High rate of child mortality is a major problem in most low and middle income countries around the world, including Tanzania.
The United Nations Children’s Fund (UNICEF) reports that the under-five mortality rates in Tanzania dropped from 112 deaths per 1000 live births in 2005 to 81 deaths per 1000 live births in 2010.
Deaths of infants less than one year also decreased from 68 to 51 per 1000 live births over the same period according to UNICEF but these are still quite significant numbers.
The ministries responsible have already taken and still continue taking steps to ensure the reduction of the child death rates in their respective countries.
The steps taken include ensuring extensive immunization programs for children against common diseases, providing vitamin supplements, encouraging use of treated mosquito nets and better anti-malarial drugs.
Sadly, UNICEF mentions that despite improvements, close to 400 children less than five years die every day of preventable and treatable conditions. Around 8000 women die annually during childbirth and pregnancy from treatable and preventable conditions.

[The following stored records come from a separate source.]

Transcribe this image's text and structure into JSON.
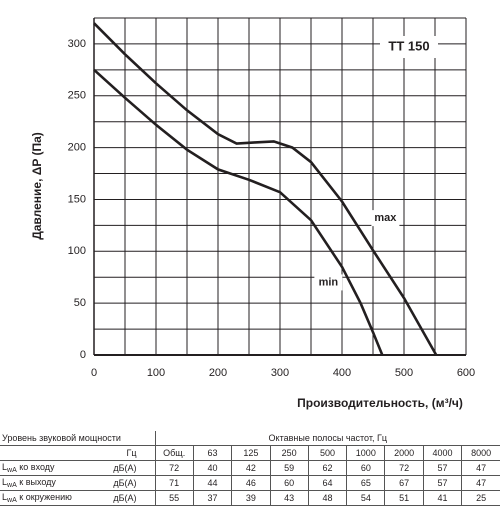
{
  "chart_data": {
    "type": "line",
    "title": "TT 150",
    "xlabel": "Производительность, (м³/ч)",
    "ylabel": "Давление, ΔP (Па)",
    "xlim": [
      0,
      600
    ],
    "ylim": [
      0,
      325
    ],
    "xticks": [
      0,
      100,
      200,
      300,
      400,
      500,
      600
    ],
    "yticks": [
      0,
      50,
      100,
      150,
      200,
      250,
      300
    ],
    "xgrid": [
      0,
      50,
      100,
      150,
      200,
      250,
      300,
      350,
      400,
      450,
      500,
      550,
      600
    ],
    "ygrid": [
      0,
      25,
      50,
      75,
      100,
      125,
      150,
      175,
      200,
      225,
      250,
      275,
      300,
      325
    ],
    "grid": true,
    "series": [
      {
        "name": "max",
        "color": "#231f20",
        "x": [
          0,
          50,
          100,
          150,
          200,
          230,
          260,
          290,
          320,
          350,
          400,
          450,
          500,
          552
        ],
        "values": [
          320,
          290,
          262,
          236,
          213,
          204,
          205,
          206,
          200,
          186,
          148,
          101,
          55,
          0
        ]
      },
      {
        "name": "min",
        "color": "#231f20",
        "x": [
          0,
          50,
          100,
          150,
          200,
          250,
          300,
          350,
          400,
          430,
          450,
          465
        ],
        "values": [
          275,
          248,
          222,
          198,
          179,
          169,
          157,
          130,
          85,
          50,
          22,
          0
        ]
      }
    ]
  },
  "sound_table": {
    "header": {
      "left": "Уровень звуковой мощности",
      "right": "Октавные полосы частот, Гц"
    },
    "unit_header": "Гц",
    "columns": [
      "Общ.",
      63,
      125,
      250,
      500,
      1000,
      2000,
      4000,
      8000
    ],
    "rows": [
      {
        "symbol": "L",
        "subscript": "wA",
        "text": "ко входу",
        "unit": "дБ(А)",
        "values": [
          72,
          40,
          42,
          59,
          62,
          60,
          72,
          57,
          47
        ]
      },
      {
        "symbol": "L",
        "subscript": "wA",
        "text": "к выходу",
        "unit": "дБ(А)",
        "values": [
          71,
          44,
          46,
          60,
          64,
          65,
          67,
          57,
          47
        ]
      },
      {
        "symbol": "L",
        "subscript": "wA",
        "text": "к окружению",
        "unit": "дБ(А)",
        "values": [
          55,
          37,
          39,
          43,
          48,
          54,
          51,
          41,
          25
        ]
      }
    ]
  }
}
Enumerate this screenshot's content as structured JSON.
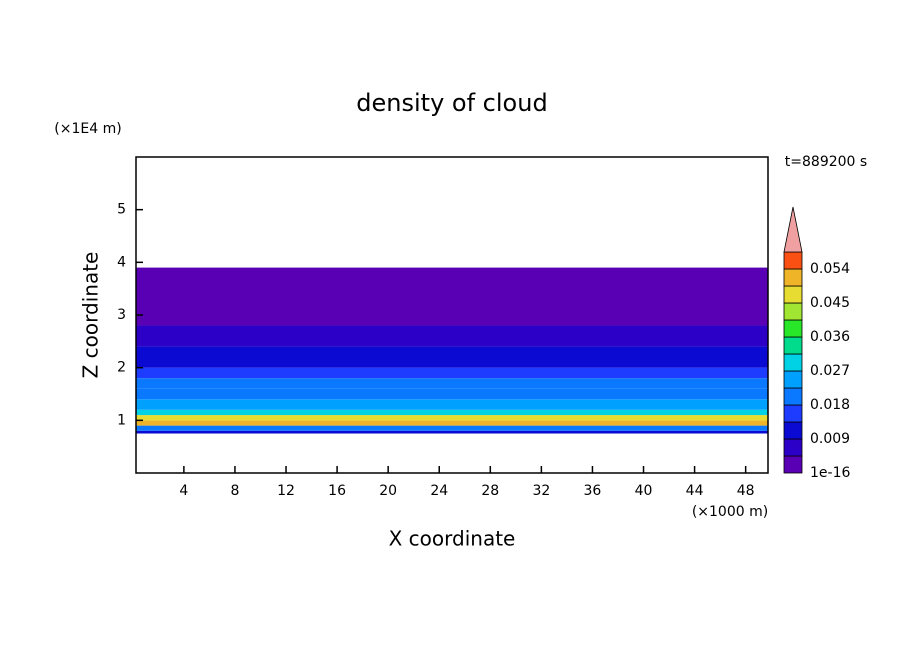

The following are the top causes of deaths in children in Tanzania:
• Neonatal conditions
The neonatal period includes only the first 28 days of life but accounts for 40 per cent of all under 5 child deaths according to the data from World Health Organisation (WHO).
Among the various different neonatal conditions that can possibly occur, there are three, which according to WHO are the major contributors to the global burden of disease and includes premature birth, birth asphyxia and neonatal infections. WHO defines premature birth as all births before completing 37 weeks of gestation.
Pneumonia is an infection of the lungs that can be caused by various micro-organisms including viruses, bacteria and fungi. Symptoms of this condition include cough, fever, chest pain and difficult breathing. WHO reports that worldwide, this condition was responsible for deaths of more than 920,000 children in 2015. The best ways to prevent pneumonia according is by immunization and ensuring adequate nutrition so the child can develop a strong immunity.
According to webmd.com, viruses are the most common cause of loose-watery stool in children. Diarrhoea is very dangerous particularly because it can easily lead to dehydration due to excessive fluid loss. UNICEF mentions that diarrhoea is the leading cause of death in children under 5 accounting for 1,400 child deaths a day or more than 520,000 child deaths a year globally.
Malaria, as we all very well know, is one of the deadliest diseases not only in Tanzania, but also on the African Continent. A 2015/16 Tanzania Demographic and Health Survey and Malaria Indicator Survey (TDHS-MIS) report shows the prevalance of malaria has increased in children under 5. The report attributes the drastic increase to decline in use of mosquito nets and lack of distribution of the nets to households.
The condition is an advanced level of infection with the HIV virus is affects millions of people worldwide. UNICEF mentions that around 99,000 HIV positive women give birth annually in Tanzania and around 160,000 children under 15 years are living with HIV. Around 2 million children have been orphaned due to the disease.
Local and international organisations are working tirelessly to ensure a significant reduction in the diseases that lead to the deaths of the future of our continent.